Sunday 22 October 2017

Rodgers cools title talk for sizzling Reds

Liverpool 3 Cardiff City 1

Liverpool players celebrate with Luis Suarez
Liverpool players celebrate with Luis Suarez

Andy Hunter

There was defiance on and off the pitch in what may prove to be Malky Mackay's final act as Cardiff City manager, but there is nothing that can deny Luis Suarez. Liverpool's stand-in captain and standout performer celebrated his new £200,000-a-week contract with his 18th and 19th goals of the season to elevate Brendan Rodgers's team to the top of the Premier League. In Anfield's eyes, he is worth every penny.

Liverpool could remain top for Christmas depending on tomorrow's result between Arsenal and Chelsea. The previous four teams in that position have still been there come May. Their manager played down his team's prospects of repeating that feat this season, but with the brilliant Uruguayan under contract, and the likes of Jordan Henderson developing rapidly, belief is rising. "It is unprecedented for a team to go from seventh one season to first the next, it doesn't happen," said Rodgers. "But we have to keep this momentum going."

The new league leaders produced a contrasting display, excelling in the first half and faltering in the second as Cardiff showed impressive resolve in the wake of owner Vincent Tan's attempt to oust their manager. The whole of Anfield applauded as the Cardiff fans sang "Malky Mackay, we want you to stay", followed by "Vincent Tan, we want you to go".

Mackay had made a pointed entrance, stepping on to the pitch to applaud Cardiff's travelling support before turning around and nodding in the direction of Tan, sat in the front row of the directors' box. It was not reciprocated by the Malaysian.

Mackay's problems were unlikely to ease against a Liverpool side with soaring confidence, improved understanding and the league's outstanding performer leading the line. So it proved as Suarez inspired another Anfield triumph.

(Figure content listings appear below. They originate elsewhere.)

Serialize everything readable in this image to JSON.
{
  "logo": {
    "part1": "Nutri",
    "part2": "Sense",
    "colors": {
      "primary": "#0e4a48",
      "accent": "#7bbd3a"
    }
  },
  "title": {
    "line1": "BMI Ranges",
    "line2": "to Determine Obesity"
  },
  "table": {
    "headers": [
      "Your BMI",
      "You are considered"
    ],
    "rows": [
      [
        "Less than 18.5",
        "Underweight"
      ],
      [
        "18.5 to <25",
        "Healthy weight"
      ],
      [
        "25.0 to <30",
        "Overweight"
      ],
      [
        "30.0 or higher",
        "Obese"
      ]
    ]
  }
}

Cardiff began strongly and Craig Noone tested Simon Mignolet with a rising drive. But the pace, industry and invention of Liverpool were relentless. The threat had been growing, although the final ball was lacking until Suarez instigated a lightning move on the corner of the Cardiff box. The Uruguayan found Joe Allen, who released Henderson, and the commanding midfielder lofted the ball back towards Suarez. The outcome was inevitable, a fine volley into the bottom corner.

From there Cardiff were under intense pressure. Philippe Coutinho hit a post after spinning away from Noone, Martin Skrtel headed over, Steven Caulker cleared off the line from Jon Flanagan and Raheem Sterling was denied by David Marshall.

The overdue second arrived when Henderson's creativity and accuracy with the pass again unlocked the Cardiff defence. He sent Suarez racing clear with the outside of his foot, but the goalscorer supreme chose not to shoot, instead squaring for Sterling to convert into an empty net.

By doing so he maintained Liverpool's average of two goals per game in the league under Rodgers -- the best ratio of any Reds manager since John McKenna in 1896.

Liverpool's third said everything about the class and belief coursing through Rodgers's players. Flanagan found Suarez , who played a one-two with Henderson and then, from the midfielder's exquisite back-heel, arched a shot into the far corner from the edge of the area.

To their credit, Cardiff refused to roll over and the introduction of Frazier Campbell and Kim Bo-Kyung, plus aerial vulnerability in the Liverpool defence, changed the complexion of the second half. Jordon Mutch reduced the arrears when left unmarked at a Peter Whittingham free-kick to steer a header beyond Mignolet. Uncertainty spread throughout the Liverpool rearguard, with Mutch sending another good chance over and Caulker being refused a penalty as he wrestled with Skrtel before heading wide.

Suarez was denied his hat-trick by a post and Marshall, his only frustration on another compelling afternoon.